According to a study published on Tuesday by the European Council on Foreign Relations, US President Donald Trump is trying to impose his political views on his European allies.
US President Donald Trump is seeking to impose his agenda and political programme on Europeans, according to a report published Tuesday by the European Council on Foreign Relations (ECFR).
According to the study's author, Pawel Zerka, the US leader is utilising various channels to reorient the transatlantic relationship along the lines of his conservative values and discourse on freedom of expression.
These are not all political disputes, but the visible part of a "culture war", according to Zerka.
"I don't think anyone will question the fact that this administration is trying to interfere in the domestic politics of EU member states and that if Donald Trump were to succeed on this front, it would allow the ideological centre of European politics to shift to the right and towards the issue that Donald Trump considers crucial for today's democracies," Zerka said.
Zerka cites the US Vice President JD Vance's speech earlier this year at the Munich Security Conference. Vance's remarks set the tone for the ideological debate that Washington seeks to frame, according to Zerka, referencing the decline in freedom of expression on the European continent and the growing gulf between values on either side of the Atlantic.
According to the ECFR report, the confrontation is exacerbated by a backdrop of political "humiliation" of Europe.
"I think that it is of course the European leaders, governments and institutions that have left a lot of room for humiliation," explained Zerka.
"Whether it's tariffs, the tariff war with the United States, the NATO summit and the question of increasing defence spending, or the way European leaders are treated in the peace negotiations over Ukraine, where they practically have to knock on the door to be listened to, otherwise they're not in the room," he added.
These tensions, provoked by the White House, are pushing EU leaders to react rather than set their own agenda, the document suggests.

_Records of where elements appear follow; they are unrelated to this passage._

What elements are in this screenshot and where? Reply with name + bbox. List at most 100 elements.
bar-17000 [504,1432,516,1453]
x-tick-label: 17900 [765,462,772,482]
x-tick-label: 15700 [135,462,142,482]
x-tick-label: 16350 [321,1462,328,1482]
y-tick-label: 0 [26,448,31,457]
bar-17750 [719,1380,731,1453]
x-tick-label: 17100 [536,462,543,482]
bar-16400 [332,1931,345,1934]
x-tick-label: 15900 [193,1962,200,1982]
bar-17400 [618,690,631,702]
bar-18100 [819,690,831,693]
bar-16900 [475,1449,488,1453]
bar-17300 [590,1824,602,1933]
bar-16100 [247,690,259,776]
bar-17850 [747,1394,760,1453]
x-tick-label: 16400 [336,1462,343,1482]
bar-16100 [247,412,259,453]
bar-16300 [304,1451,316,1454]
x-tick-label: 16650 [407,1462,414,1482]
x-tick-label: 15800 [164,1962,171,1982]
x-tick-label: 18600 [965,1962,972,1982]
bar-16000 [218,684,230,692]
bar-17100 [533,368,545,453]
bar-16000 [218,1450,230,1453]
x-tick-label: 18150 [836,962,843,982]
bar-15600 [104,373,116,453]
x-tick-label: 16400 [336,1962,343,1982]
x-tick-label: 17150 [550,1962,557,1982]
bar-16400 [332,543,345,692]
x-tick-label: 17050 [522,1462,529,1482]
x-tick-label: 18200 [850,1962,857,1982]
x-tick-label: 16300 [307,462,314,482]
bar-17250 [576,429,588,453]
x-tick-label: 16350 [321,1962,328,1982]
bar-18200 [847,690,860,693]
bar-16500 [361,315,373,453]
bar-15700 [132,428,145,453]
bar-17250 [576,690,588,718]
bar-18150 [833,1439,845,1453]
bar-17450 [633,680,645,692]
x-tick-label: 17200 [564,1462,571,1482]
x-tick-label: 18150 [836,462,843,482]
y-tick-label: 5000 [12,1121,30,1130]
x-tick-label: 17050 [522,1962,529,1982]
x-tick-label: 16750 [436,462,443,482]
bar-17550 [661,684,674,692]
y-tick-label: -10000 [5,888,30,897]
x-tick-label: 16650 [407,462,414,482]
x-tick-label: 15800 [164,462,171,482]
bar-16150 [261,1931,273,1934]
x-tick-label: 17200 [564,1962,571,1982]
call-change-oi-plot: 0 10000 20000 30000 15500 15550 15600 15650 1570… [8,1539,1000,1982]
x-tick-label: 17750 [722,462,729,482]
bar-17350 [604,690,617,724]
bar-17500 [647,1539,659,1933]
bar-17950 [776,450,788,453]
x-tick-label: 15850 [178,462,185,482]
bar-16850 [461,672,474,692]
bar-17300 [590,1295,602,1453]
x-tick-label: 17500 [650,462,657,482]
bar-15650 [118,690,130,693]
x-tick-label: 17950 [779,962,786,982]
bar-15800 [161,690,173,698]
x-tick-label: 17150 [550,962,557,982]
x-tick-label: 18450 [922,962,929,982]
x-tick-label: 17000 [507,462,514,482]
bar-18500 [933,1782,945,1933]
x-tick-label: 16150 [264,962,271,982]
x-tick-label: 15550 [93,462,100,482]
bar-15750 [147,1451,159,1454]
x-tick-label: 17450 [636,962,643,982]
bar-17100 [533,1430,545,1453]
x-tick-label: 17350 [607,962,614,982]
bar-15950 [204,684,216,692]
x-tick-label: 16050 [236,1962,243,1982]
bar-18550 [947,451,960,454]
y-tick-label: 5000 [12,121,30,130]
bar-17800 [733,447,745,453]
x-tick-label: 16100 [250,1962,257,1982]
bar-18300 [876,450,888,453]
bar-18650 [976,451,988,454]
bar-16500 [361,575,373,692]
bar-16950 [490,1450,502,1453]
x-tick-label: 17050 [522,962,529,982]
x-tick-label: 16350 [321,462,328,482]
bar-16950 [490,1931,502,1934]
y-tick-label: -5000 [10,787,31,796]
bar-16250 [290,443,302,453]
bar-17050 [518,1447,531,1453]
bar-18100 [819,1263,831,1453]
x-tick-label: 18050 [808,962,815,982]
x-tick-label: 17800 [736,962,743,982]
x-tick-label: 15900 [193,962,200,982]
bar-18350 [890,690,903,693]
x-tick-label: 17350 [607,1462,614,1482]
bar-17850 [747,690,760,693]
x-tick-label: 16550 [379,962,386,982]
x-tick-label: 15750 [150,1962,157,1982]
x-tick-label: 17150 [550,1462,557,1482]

Sentiment in favour of the EU
However, the analysis stressed that European sentiment remains strong despite the political blows dealt by Washington. According to the latest data published by Eurostat, 52% of citizens have confidence in the common project, the highest level since 2007.
For Zerka, there are forces on which the EU can build, especially as European expectations have also evolved.
"In many places where people used to see the EU mainly as an economic entity, a trading bloc, a market, they have begun to realise that Europe plays an important role in terms of geopolitics, relations with other world powers, but also in terms of defending democratic values that are under threat both outside and inside Europe," he said.
The author of the report called on European leaders to step out of their comfort zone and build strategic autonomy in defence, technology and energy policy, and to complete the single market.
But the analysis underlined that the EU is far from united. The US president has political connections in Europe through the leaders of Hungary, Italy and Slovakia, Zerka pointed out.